A report released on Thursday by the Group of States against Corruption (GRECO), the Council of Europe’s anti-corruption organization, has shown once again Turkey’s failure to fully implement a majority of the group’s anti-corruption recommendations, with its level of compliance remaining “globally unsatisfactory,” the same as in the previous report, Turkish Minute reported.
GRECO made public on Thursday its Fourth Interim Compliance Report of the Fourth Evaluation Round on Turkey, which deals with the prevention of corruption of members of parliament, judges and prosecutors. The report was adopted by GRECO at its 94th plenary meeting in Strasbourg June 5-9.
According to the report, Turkey satisfactorily implemented only three of the 22 anti-corruption recommendations and partly implemented nine others, while 10 of them have not been implemented.
GRECO aims to improve the capacity of its members to fight corruption by monitoring their compliance with anti-corruption standards. It helps states to identify deficiencies in national anti-corruption policies, prompting the necessary legislative, institutional and practical reforms.
With respect to members of parliament, none of the recommendations contained in the Fourth Evaluation Round Report have been fully implemented, GRECO said, regretting that no new information was provided as regards the implementation of these recommendations, in particular the state of play of the draft Law on Ethical Conduct for Members of Parliament and the verification of asset declarations by MPs.
Other shortcomings that remain to be addressed, according to GRECO, include the need to enhance the transparency of the legislative process and measures to ensure MPs’ integrity (e.g., a permanent confidential counseling mechanism and operational induction and in-service training on parliamentary ethics).
With regards to the implementation of its recommendations for judges and prosecutors, GRECO said three recommendations have been implemented satisfactorily or dealt with in a satisfactory manner.

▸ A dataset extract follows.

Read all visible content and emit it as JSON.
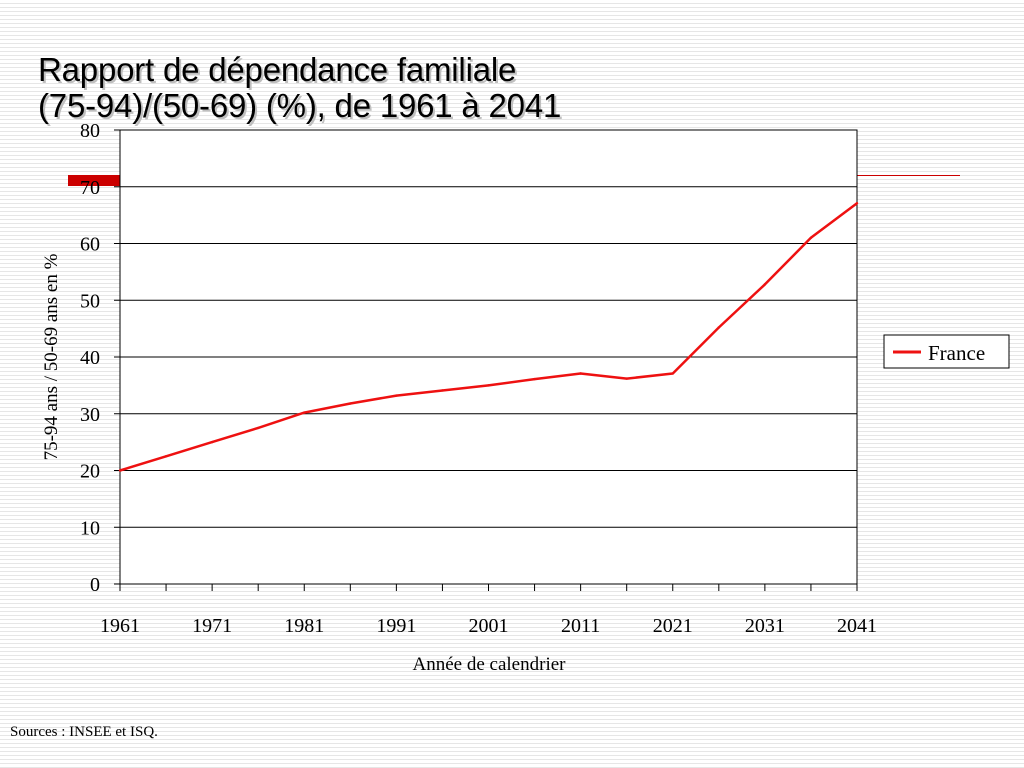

The report said that practical guidelines for judges and prosecutors are to supplement the Judicial Ethics Declaration, which had been published by Turkey’s Board of Judges and Prosecutors (HSK) in 2019.
GRECO reiterated that this guidance should take into account the specificities of the distinct functions of judges and prosecutors and provide concrete examples relevant to each profession, preferably in separate documents, adding that some concrete steps, such as defining precise and objective evaluation criteria for the ethical conduct and integrity of judges and prosecutors, could be taken without further delay.
The report also highlighted the need for more substantial changes for GRECO’s recommendations to be fully implemented, notably to limit the role and influence of the executive body on a number of key matters regarding the running of the judiciary.
GRECO also lamented that no measures had been taken so far to change the composition of the HSK, which remains not in line with European standards.
“Transfers of judicial officeholders against their will is also an issue which needs to be urgently addressed,” it added.
The GRECO report has come at a time when there are widespread allegations of corruption and bribery within the Turkish judiciary.
İstanbul Chief Public Prosecutor İsmail Uçar came forward with a letter sent to the HSK in October, exposing corruption in the country’s judicial system.
In the letter sent to the office of the HSK’s secretary-general on Oct. 6, Uçar detailed allegations of bribery, nepotism and other irregularities within the judicial system. The letter also included accusations against Bekir Altun, president of the İstanbul Judicial Commission.
Turkey’s judiciary was already criticized by international bodies and rights groups for taking orders from the executive branch prior to the allegations of corruption.
Turkey has seen an erosion in the rule of law, especially after a failed coup in July 2016, when more than 4,000 judges and prosecutors were removed under the pretext of an anti-coup fight.
The ruling Justice and Development Party (AKP) is accused of replacing the purged judiciary members with young and inexperienced judges and prosecutors who have close links to the AKP.
In a development that confirmed the erosion of the Turkish judiciary, Turkey was ranked 117th among 142 countries in the rule of law index published by the World Justice Project (WJP) in late October, dropping one rank in comparison to last year.